These are the three versions of the book I have.
The hotel I grew up in had a drugstore next door, and it had a rack of magazines, plus one of those revolving metal displays with paperbacks.
When the items didn’t sell, the druggist had only to tear off their covers and send them back to the distributor to get credit. The de-covered remains went into his garbage . . .
. . . which my sister and I raided regularly. I saved the fairly salacious “true crime ‘n’ sex” tabloids for the occasional visit from my mom, and Sis took the romances, but all the science fiction was mine.
So I ended up with a bunch of paperbacks with their front covers torn off. What to do? Rebind them with a bit of cloth, cardboard, paper, flour paste, and elbow grease. A particular favorite, cleverly rebound in orange cloth:
Notice my attention to detail:
What IS very surprising is that even with flour paste, most of the bindings are absolutely fine after 40+years.
On first reading the book, I was extremely annoyed by the Nadsat (mostly Russian-derived slang) and not knowing the exact meaning of each word, but this copy had a handy glossary, so I started to annotate it:
That quickly became tiresome, so I just went with the flow . . . you can get enough of the sense from the context, and the exact meaning is pretty much irrelevant. Although this is sort of an artificial example, it was my first inkling that authors can deliberately use ambiguity as part of their style.

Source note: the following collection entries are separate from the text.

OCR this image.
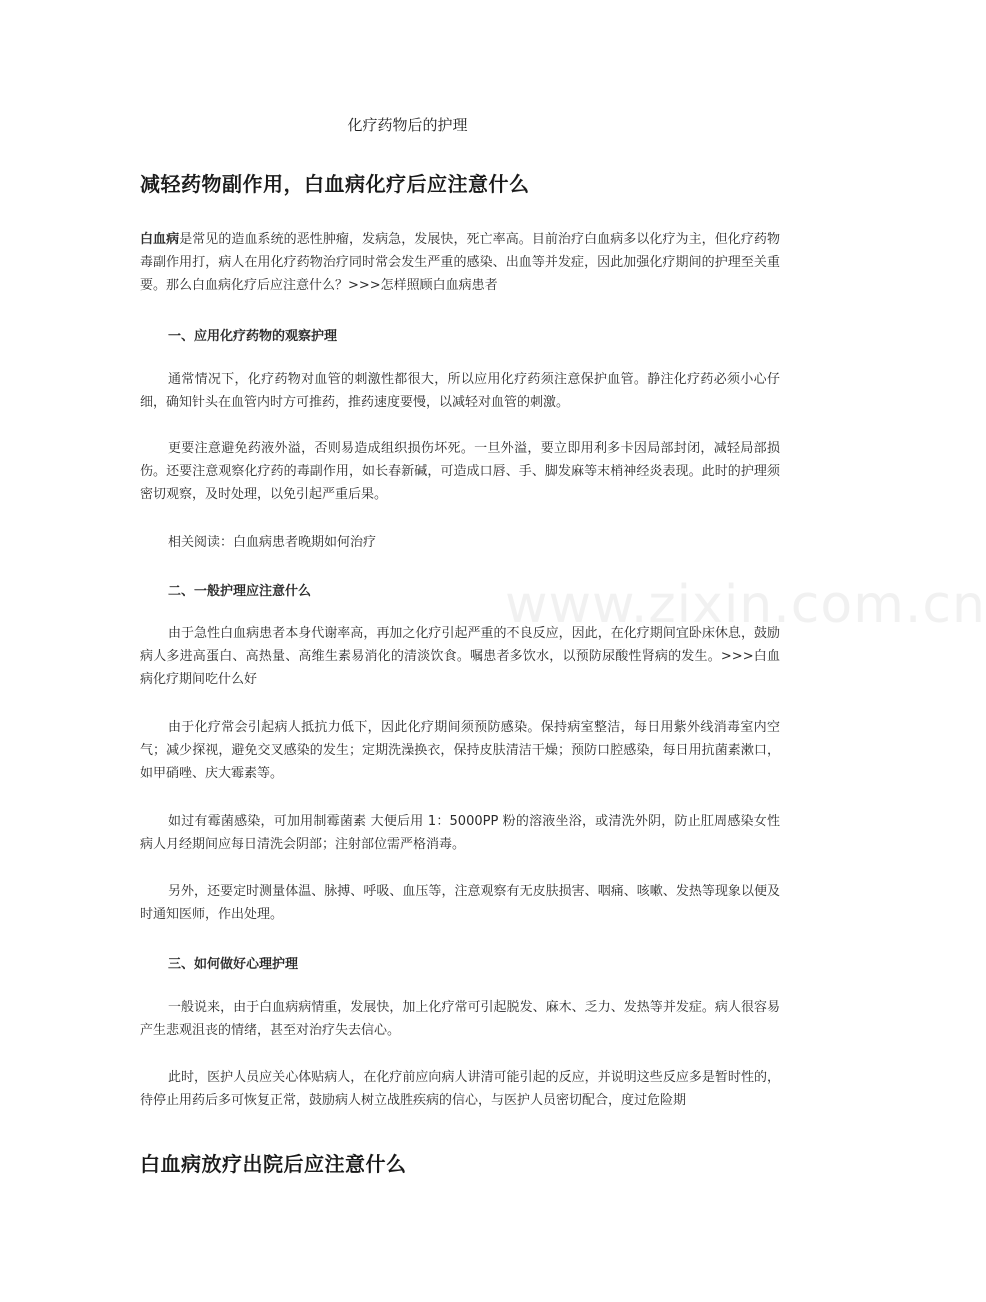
www.zixin.com.cn
化疗药物后的护理
减轻药物副作用，白血病化疗后应注意什么

白血病是常见的造血系统的恶性肿瘤，发病急，发展快，死亡率高。目前治疗白血病多以化疗为主，但化疗药物毒副作用打，病人在用化疗药物治疗同时常会发生严重的感染、出血等并发症，因此加强化疗期间的护理至关重要。那么白血病化疗后应注意什么？>>>怎样照顾白血病患者

一、应用化疗药物的观察护理

通常情况下，化疗药物对血管的刺激性都很大，所以应用化疗药须注意保护血管。静注化疗药必须小心仔细，确知针头在血管内时方可推药，推药速度要慢，以减轻对血管的刺激。

更要注意避免药液外溢，否则易造成组织损伤坏死。一旦外溢，要立即用利多卡因局部封闭，减轻局部损伤。还要注意观察化疗药的毒副作用，如长春新碱，可造成口唇、手、脚发麻等末梢神经炎表现。此时的护理须密切观察，及时处理，以免引起严重后果。

相关阅读：白血病患者晚期如何治疗

二、一般护理应注意什么

由于急性白血病患者本身代谢率高，再加之化疗引起严重的不良反应，因此，在化疗期间宜卧床休息，鼓励病人多进高蛋白、高热量、高维生素易消化的清淡饮食。嘱患者多饮水，以预防尿酸性肾病的发生。>>>白血病化疗期间吃什么好

由于化疗常会引起病人抵抗力低下，因此化疗期间须预防感染。保持病室整洁，每日用紫外线消毒室内空气；减少探视，避免交叉感染的发生；定期洗澡换衣，保持皮肤清洁干燥；预防口腔感染，每日用抗菌素漱口，如甲硝唑、庆大霉素等。

如过有霉菌感染，可加用制霉菌素 大便后用 1：5000PP 粉的溶液坐浴，或清洗外阴，防止肛周感染女性病人月经期间应每日清洗会阴部；注射部位需严格消毒。

另外，还要定时测量体温、脉搏、呼吸、血压等，注意观察有无皮肤损害、咽痛、咳嗽、发热等现象以便及时通知医师，作出处理。

三、如何做好心理护理

一般说来，由于白血病病情重，发展快，加上化疗常可引起脱发、麻木、乏力、发热等并发症。病人很容易产生悲观沮丧的情绪，甚至对治疗失去信心。

此时，医护人员应关心体贴病人，在化疗前应向病人讲清可能引起的反应，并说明这些反应多是暂时性的，待停止用药后多可恢复正常，鼓励病人树立战胜疾病的信心，与医护人员密切配合，度过危险期

白血病放疗出院后应注意什么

The second one is from a trip to Spain in 1982.
I never got through it, my poor Spanish plus Nadsat, although in retrospect the translations are pretty obvious (droogs -> drugos, rassoodocks -> rasodoques).
The third I bought before seeing the movie.
It’s the script of the film, heavily illustrated with stills. 13 y.o. old me was madly in lust with bad boy Alex, especially when he got naked:
At that age I missed some of Kubrick’s humor.